Вот он и требует преспокойненько тридцать тысяч франков! И он прав, заявляя, что его вынуждены будут отпустить.
— Откроете дверь сегодня ночью, около часу. Скажете бригадиру Люка, чтобы отправился за ним и не спускал с него глаз.
Мегрэ с силой сжал трубку зубами. Бродяга все знает, ему достаточно слово сказать!
А ему приходится строить гипотезы на ничем не связанных, зачастую противоречивых догадках.
— В кафе Ройяль, — бросил он шоферу такси.
Джеймса не было там. С пяти до восьми он тоже не появился. В банке, где он работает, сторож сказал, что он ушел после закрытия, как обычно.
Мегрэ съел кислую капусту на обед и около половины девятого позвонил к себе.
— Заключенный не спрашивал меня?
— Спрашивал! Он сказал, что взвесил все и что последняя цифра — двадцать пять тысяч, но больше он не сбавит ни копейки. При этом он не преминул отметить, что человеку в его состоянии дают хлеб без масла и что температура в камере не больше шестнадцати градусов.
Мегрэ повесил трубку, побродил немного по бульварам, а когда стало темнеть, поехал на улицу Шампионе, к Джеймсу домой.
Дом его был громадный, словно казарма, с недорогими квартирами, где живут служащие, коммивояжеры, мелкие рантье.
— Четвертый направо!
Лифта не было, и комиссар стал медленно подниматься, проходя мимо дверей, откуда доносились кухонные запахи или детский плач.
Открыла ему жена Джеймса. На ней был довольно хорошенький ярко-голубой пеньюар. Роскошным его не назовешь, но и потрепанным, как дешевые халаты, он тоже не был.
— Вы хотите поговорить с моим мужем?
Прихожая размером не больше стола. На стенах фотографии яхт, лодок, молодых людей и женщин в спортивных костюмах.
— К тебе, Джеймс!
Она открыла дверь и вошла вслед за Мегрэ, потом села на свое место, в кресле у окна, и вновь принялась за вязание.
Остальные квартиры в доме, вероятнее всего, сохранили убранство прошлого века — мебель в стиле Генриха II или Луи-Филиппа.
Здесь же, наоборот, скорее чувствовалось влияние Монпарнаса, а не Монмартра. Обстановка больше походила на выставку декоративного искусства. В то же время ощущение такое, будто сделано все по-любительски.

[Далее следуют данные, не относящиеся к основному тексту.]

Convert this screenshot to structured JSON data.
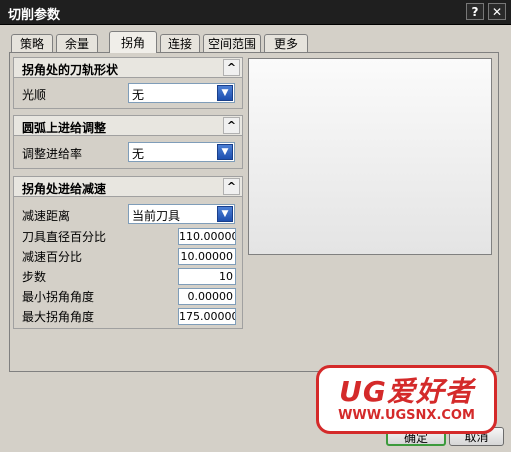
{
  "window": {
    "title": "切削参数",
    "help_glyph": "?",
    "close_glyph": "✕"
  },
  "tabs": [
    {
      "label": "策略",
      "active": false
    },
    {
      "label": "余量",
      "active": false
    },
    {
      "label": "拐角",
      "active": true
    },
    {
      "label": "连接",
      "active": false
    },
    {
      "label": "空间范围",
      "active": false
    },
    {
      "label": "更多",
      "active": false
    }
  ],
  "sections": {
    "corner_shape": {
      "title": "拐角处的刀轨形状",
      "smooth_label": "光顺",
      "smooth_value": "无"
    },
    "arc_feed": {
      "title": "圆弧上进给调整",
      "adjust_label": "调整进给率",
      "adjust_value": "无"
    },
    "corner_slowdown": {
      "title": "拐角处进给减速",
      "distance_label": "减速距离",
      "distance_value": "当前刀具",
      "tool_dia_pct_label": "刀具直径百分比",
      "tool_dia_pct_value": "110.00000",
      "slow_pct_label": "减速百分比",
      "slow_pct_value": "10.00000",
      "steps_label": "步数",
      "steps_value": "10",
      "min_angle_label": "最小拐角角度",
      "min_angle_value": "0.00000",
      "max_angle_label": "最大拐角角度",
      "max_angle_value": "175.00000"
    }
  },
  "buttons": {
    "ok": "确定",
    "cancel": "取消"
  },
  "icons": {
    "collapse": "^",
    "dropdown": "▼"
  },
  "watermark": {
    "line1": "UG爱好者",
    "line2": "WWW.UGSNX.COM"
  }
}
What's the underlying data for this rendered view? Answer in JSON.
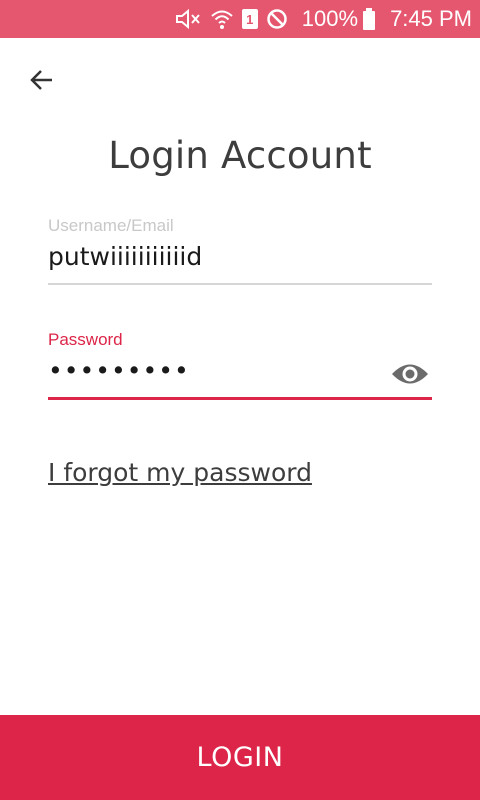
{
  "status_bar": {
    "battery_percent": "100%",
    "time": "7:45 PM",
    "sim_slot": "1",
    "icons": [
      "mute-icon",
      "wifi-icon",
      "sim-icon",
      "do-not-disturb-icon",
      "battery-icon"
    ],
    "background_color": "#e5576f"
  },
  "header": {
    "back_icon": "arrow-left-icon",
    "title": "Login Account"
  },
  "form": {
    "username": {
      "label": "Username/Email",
      "value": "putwiiiiiiiiiiid"
    },
    "password": {
      "label": "Password",
      "value": "•••••••••",
      "visibility_icon": "eye-icon"
    },
    "forgot_password_link": "I forgot my password"
  },
  "actions": {
    "login_label": "LOGIN"
  },
  "colors": {
    "accent": "#dc2548",
    "text": "#3d3d3d"
  }
}
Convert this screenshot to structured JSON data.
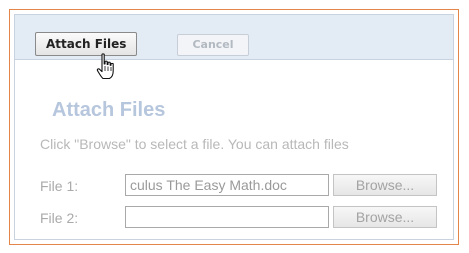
{
  "toolbar": {
    "attach_label": "Attach Files",
    "cancel_label": "Cancel"
  },
  "dialog": {
    "title": "Attach Files",
    "instructions": "Click \"Browse\" to select a file. You can attach files",
    "files": [
      {
        "label": "File 1:",
        "value": "culus The Easy Math.doc",
        "browse_label": "Browse..."
      },
      {
        "label": "File 2:",
        "value": "",
        "browse_label": "Browse..."
      }
    ]
  },
  "cursor": {
    "icon": "hand-pointer-icon"
  },
  "colors": {
    "frame_border": "#e4864a",
    "toolbar_bg": "#e3ebf5",
    "title": "#b6c6dd"
  }
}
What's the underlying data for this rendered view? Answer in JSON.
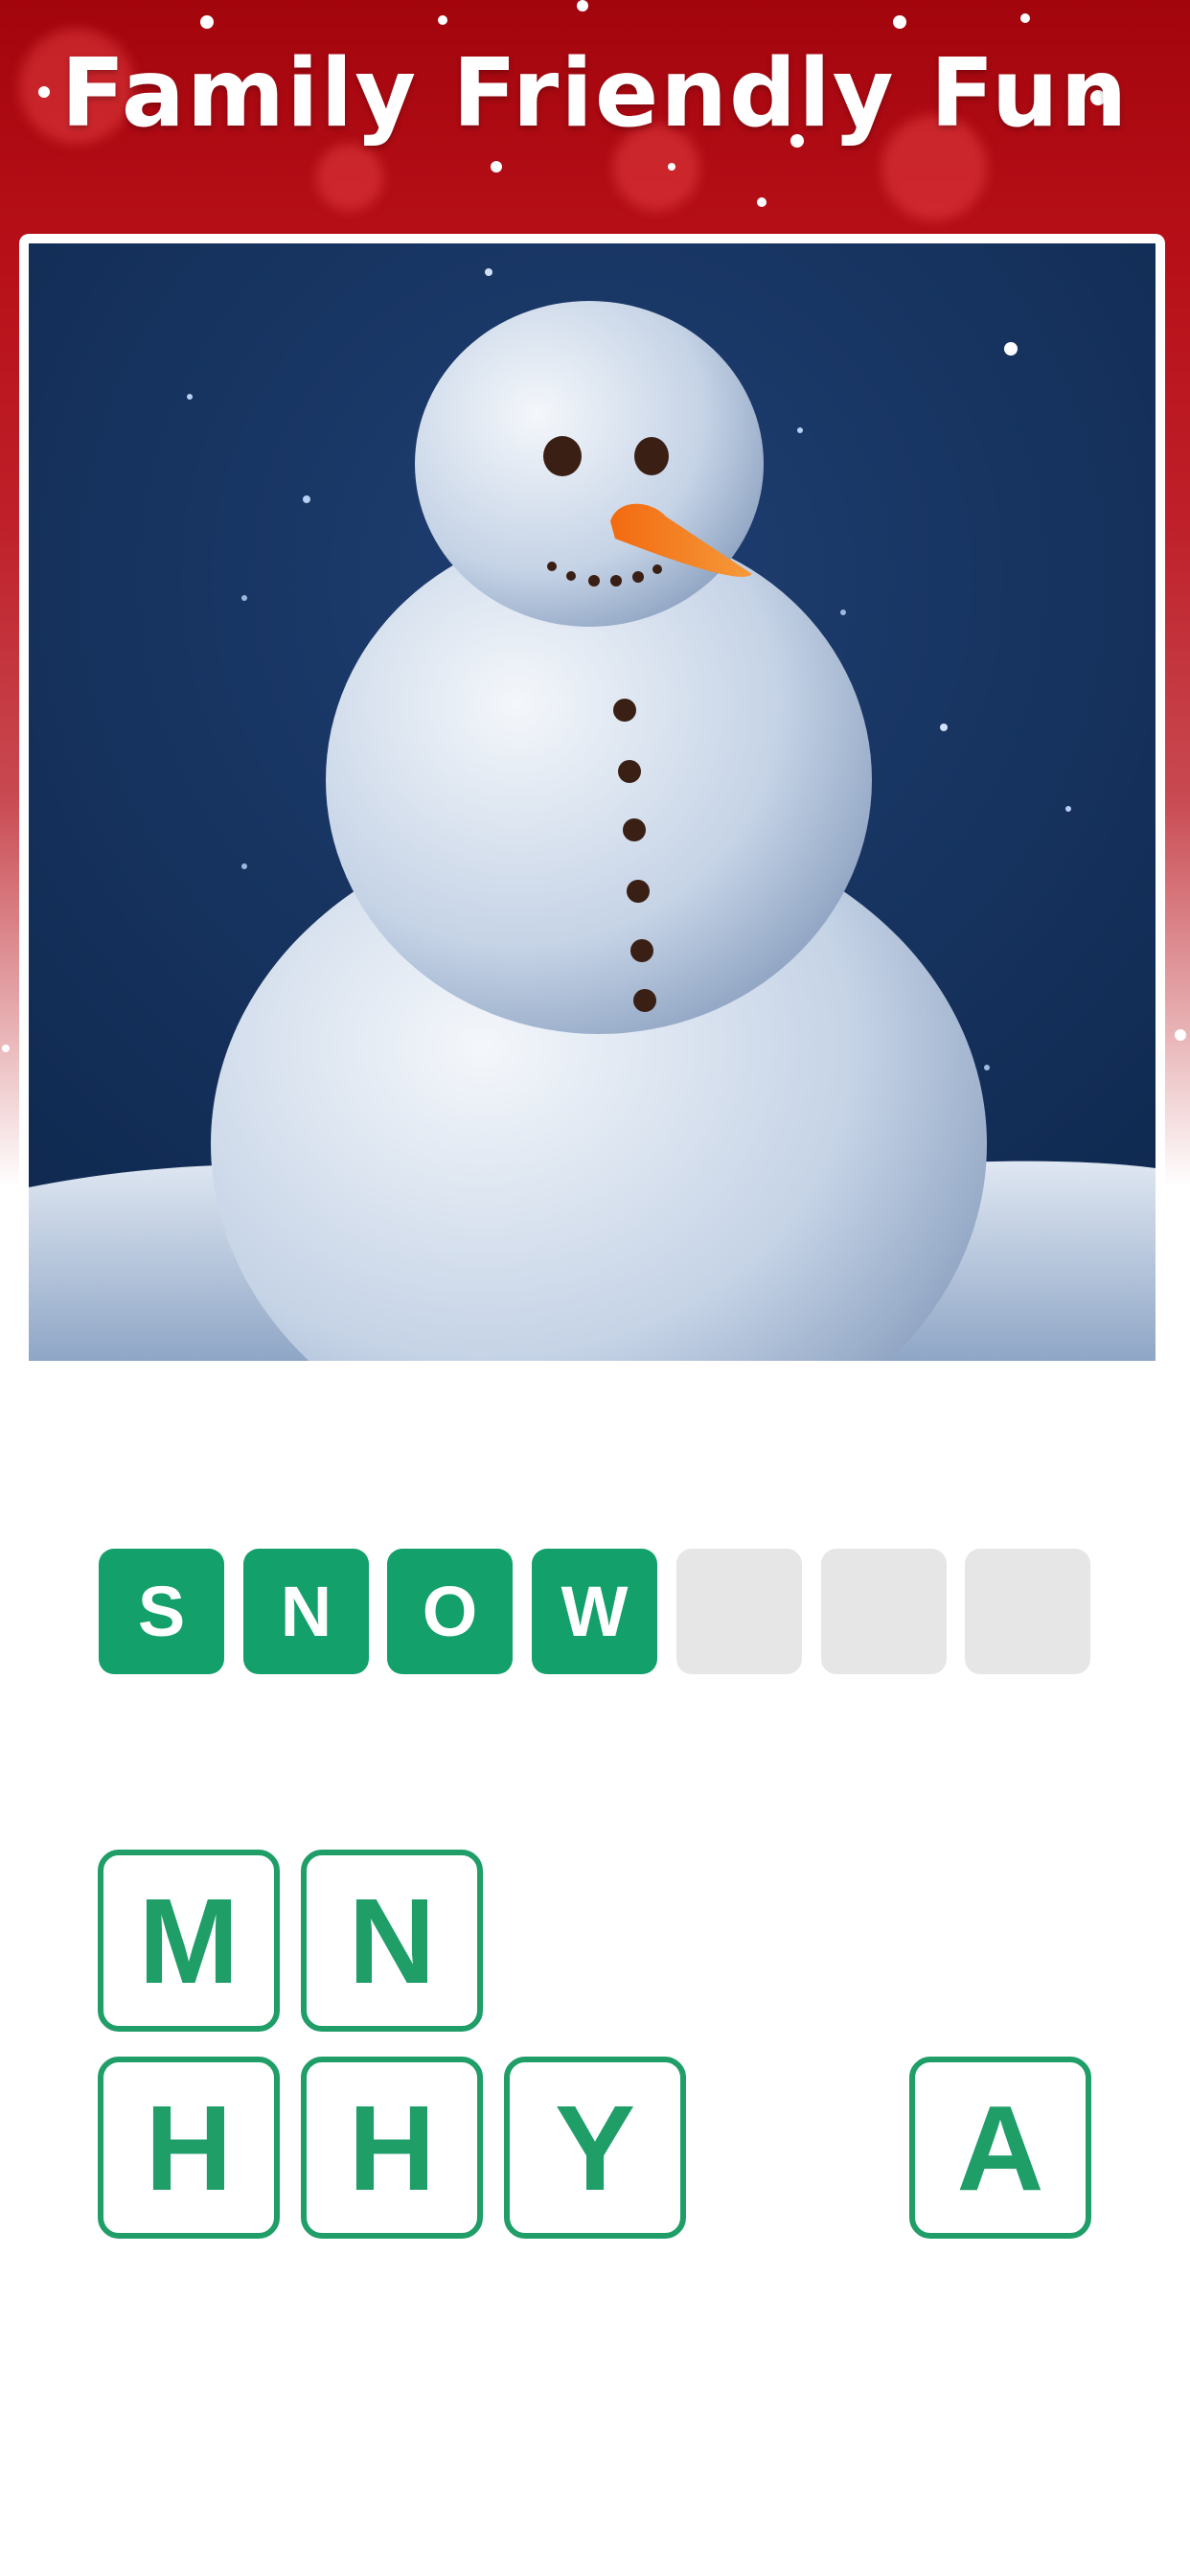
{
  "header": {
    "title": "Family Friendly Fun",
    "background_color": "#b3101a"
  },
  "puzzle_image": {
    "subject": "snowman"
  },
  "answer": {
    "slots": [
      "S",
      "N",
      "O",
      "W",
      "",
      "",
      ""
    ],
    "filled_color": "#14a06a",
    "empty_color": "#e6e6e6"
  },
  "letter_tiles": {
    "row1": [
      "M",
      "N"
    ],
    "row2": [
      "H",
      "H",
      "Y",
      "A"
    ],
    "accent_color": "#1f9e68"
  }
}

Новые фанерные перегородки поставлены под самым неожиданным углом, мебель почти полностью заменяют выкрашенные в яркие цвета полки.
Ковер однотонный, ядовито-зеленый. На лампах абажуры из бумаги, имитирующей пергамент.
Комната казалась щегольски нарядной и свежей. Впрочем, на вид всему этому не хватало прочности: страшно было прислониться к хрупким стенкам, а висевшие картины, казалось, еще не высохли.
Создавалось такое впечатление, в особенности, когда Джеймс вставал, что квартира слишком мала для него, что его поместили в коробку, где следует остерегаться малейших движений.